Воистину, все в этом человеке «было прекрасно» — и за чертой земной жизни.
Говорят, со смертью кончается загадка человека: «...и коегождо деянья обнажатся». Чехов знал, как тщетны попытки такого разгадывания. Ну, что такое морковка? — говаривал он. — Морковка есть морковка. Вот и все. Что же говорить о тайне человека! А о тайне творчества?
«Чехова до сих пор по-настоящему не знают»... Многоточие, поставленное Иваном Буниным после этой, в отдельную главу выделенной строчки его воспоминаний, можно продолжать до бесконечности. Что значит: «знать Чехова»? Из всех, писавших о нем, наиболее близок к ответу протоиерей Сергий Булгаков. В год смерти Чехова он, тогда еще профессор-экономист, осенью читал публичную лекцию в Ялте и в Петербурге. Название лекции «Чехов как мыслитель» предлагало тему в неожиданном ракурсе. Булгаков считает, что «загадка о человеке в чеховской постановке может получить или религиозное разрешение, или... никакого». И далее: над всей литературной деятельностью Чехова «господствует одна общая идея, тот Бог, которого не нашел в себе... старый профессор из «Скучной истории».
Литературная и жизненная позиция Чехова всегда были единосущны. Несение Креста было для Антона Павловича непреложным обязательством перед всеми, с кем соединяла его жизнь.
Можно видеть некое знамение в том, что храм на Плющихе, в котором венчались Антон Чехов и Ольга Книппер, посвящен Святому Животворящему Кресту Господню. И новый храм в Мелихове, недавно выстроенный молодым священником Вадимом Овсянниковым, был освящен архиепископом Григорием в честь Креста Господня. В этом априорно нарочитом «совпадении» усматривается прижизненный и посмертный смысл явления Антона Чехова в мир.
Смысл этот — в несении Креста, не только личного, семейного, но Креста — всего русского народа, который терял христианскую веру или добровольно отрекался от нее. Если Рай, по первозамыслу Творца, пребывает в душе каждого человека, то творчество писателя Чехова — плач и сокрушение о том, как русский человек сам изгоняет себя из Рая. Антон Павлович никогда не спорил с житейскими обстоятельствами. Нужно было для блага семьи, уехавшей в Москву, остаться в Таганроге на целых три года одному, совсем еще юному, — он остался и сам изыскивал средства к существованию. Нужно было в Москве стать главой большой родительской семьи и, учась на медицинском отделении, одновременно «добывать деньги во что бы то ни стало», как вспоминает брат Антона Павловича Михаил, — и он «добывал». Изнурительным, не знающим передышки литературным трудом. И при этом был добросовестным студентом, а медики знают, что значит: стать хорошим врачом, будучи еще на студенческой скамье.
Тогда? — не выдержал напряжения молодой организм и расплатой была чахотка? Но и она не изменила «долговых обязательств» Чехова. Положить душу свою за други своя — было естественным способом его жизни. Он не кичился этим, не гордился, не сетовал, не жаловался, ибо был человеком порядочным во всей полноте этого понятия. Разве что единожды в письме к младшему, любимому, талантливому, но беспутному брату Николаю, предлагая ему модель «воспитанных людей», Чехов вскользь упоминает о своей работе на семью, и то не называя себя.

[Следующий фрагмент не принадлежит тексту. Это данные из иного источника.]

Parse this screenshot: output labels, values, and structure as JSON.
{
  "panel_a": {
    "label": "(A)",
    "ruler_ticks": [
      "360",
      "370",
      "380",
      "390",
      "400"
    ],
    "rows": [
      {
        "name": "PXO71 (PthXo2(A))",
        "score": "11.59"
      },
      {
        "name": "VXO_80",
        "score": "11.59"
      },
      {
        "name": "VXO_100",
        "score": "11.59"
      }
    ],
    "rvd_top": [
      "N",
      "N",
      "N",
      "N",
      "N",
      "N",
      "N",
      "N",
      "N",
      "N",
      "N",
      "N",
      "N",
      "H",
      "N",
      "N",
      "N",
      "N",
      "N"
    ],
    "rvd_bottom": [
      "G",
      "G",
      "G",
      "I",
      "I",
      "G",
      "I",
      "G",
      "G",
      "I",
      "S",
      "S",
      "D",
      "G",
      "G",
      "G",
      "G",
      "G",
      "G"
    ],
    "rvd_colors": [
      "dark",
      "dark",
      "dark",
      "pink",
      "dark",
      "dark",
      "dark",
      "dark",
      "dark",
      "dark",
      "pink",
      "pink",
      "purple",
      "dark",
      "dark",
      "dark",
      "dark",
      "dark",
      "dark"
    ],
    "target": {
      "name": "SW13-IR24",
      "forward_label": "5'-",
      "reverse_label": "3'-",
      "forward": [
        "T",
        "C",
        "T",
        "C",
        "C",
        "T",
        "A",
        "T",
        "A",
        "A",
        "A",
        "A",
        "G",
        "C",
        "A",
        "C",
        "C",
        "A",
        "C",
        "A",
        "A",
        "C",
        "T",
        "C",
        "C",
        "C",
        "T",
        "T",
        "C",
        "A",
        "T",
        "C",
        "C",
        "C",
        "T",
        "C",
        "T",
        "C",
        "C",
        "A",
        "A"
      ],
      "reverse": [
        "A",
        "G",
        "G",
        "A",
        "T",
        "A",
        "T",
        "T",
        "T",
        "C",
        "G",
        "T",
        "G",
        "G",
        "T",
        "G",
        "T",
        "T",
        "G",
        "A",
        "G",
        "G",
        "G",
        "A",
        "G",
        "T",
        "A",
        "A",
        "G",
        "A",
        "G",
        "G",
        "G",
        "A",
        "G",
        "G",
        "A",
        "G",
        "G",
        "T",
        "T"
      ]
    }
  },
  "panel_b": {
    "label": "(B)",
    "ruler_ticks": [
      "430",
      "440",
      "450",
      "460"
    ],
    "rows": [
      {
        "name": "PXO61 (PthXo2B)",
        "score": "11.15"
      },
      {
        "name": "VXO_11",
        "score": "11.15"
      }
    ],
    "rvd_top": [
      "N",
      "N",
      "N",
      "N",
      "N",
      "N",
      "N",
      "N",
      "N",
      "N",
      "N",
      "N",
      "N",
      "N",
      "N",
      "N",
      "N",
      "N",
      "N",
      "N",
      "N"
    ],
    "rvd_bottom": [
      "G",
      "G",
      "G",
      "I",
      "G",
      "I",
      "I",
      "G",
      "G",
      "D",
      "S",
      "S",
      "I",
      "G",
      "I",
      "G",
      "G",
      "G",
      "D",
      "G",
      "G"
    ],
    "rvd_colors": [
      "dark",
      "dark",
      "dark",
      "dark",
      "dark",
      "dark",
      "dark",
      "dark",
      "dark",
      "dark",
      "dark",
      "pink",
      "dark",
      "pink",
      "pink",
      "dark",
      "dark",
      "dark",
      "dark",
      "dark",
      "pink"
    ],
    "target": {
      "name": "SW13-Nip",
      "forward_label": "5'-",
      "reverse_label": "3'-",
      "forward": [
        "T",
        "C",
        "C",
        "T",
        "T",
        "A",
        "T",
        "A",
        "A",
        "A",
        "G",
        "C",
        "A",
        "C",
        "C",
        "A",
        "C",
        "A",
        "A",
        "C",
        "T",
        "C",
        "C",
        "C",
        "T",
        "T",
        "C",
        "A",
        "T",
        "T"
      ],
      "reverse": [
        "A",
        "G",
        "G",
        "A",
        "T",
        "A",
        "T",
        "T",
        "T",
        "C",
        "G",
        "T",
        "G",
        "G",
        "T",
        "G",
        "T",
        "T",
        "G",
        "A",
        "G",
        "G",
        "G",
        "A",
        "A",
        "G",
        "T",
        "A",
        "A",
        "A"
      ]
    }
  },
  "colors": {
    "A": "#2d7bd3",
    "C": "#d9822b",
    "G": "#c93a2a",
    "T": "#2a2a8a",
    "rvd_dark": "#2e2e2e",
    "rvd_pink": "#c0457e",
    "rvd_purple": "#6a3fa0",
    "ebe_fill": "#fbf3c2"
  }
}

«Пункт 2. Они (воспитанные люди) сострадательны не к одним только нищим и кошкам. Они болеют душой и от того, чего не увидишь простым глазом... Они ночей не спят, чтобы помогать П. ... платить за братьев-студентов, одевать мать...» Автору этих строк было двадцать шесть лет. Сострадательность определяла мысли, поступки — судьбу Чехова всю его жизнь. Потому и принял он Крест русского народа на свои плечи, вовсе об этом не думая и тем более — никому не демонстрируя. Не тот, победный, что поднял Святой Равноапостольный князь Владимир над Днепром.
Была ли в Чехове прямолинейная, непреложная уверенность крестоносца? Следует подойти к этому вопросу, не подгоняя ответ под условия задачи.
Главное, что определяет веру христианина, — его отношение к бессмертию души, изложенное в Евангельском учении. Диапазон мыслей А.П. Чехова по этому поводу — «от края до края». В воспоминаниях И.А. Бунина расстояние между этими несовместимыми «краями» бесконечно мало: «Много раз старательно говорил, что бессмертие, жизнь после смерти в какой бы то ни было форме — сущий вздор... Но потом несколько раз еще тверже говорил противоположное: «Ни в коем случае не можем мы исчезнуть после смерти. Бессмертие — факт».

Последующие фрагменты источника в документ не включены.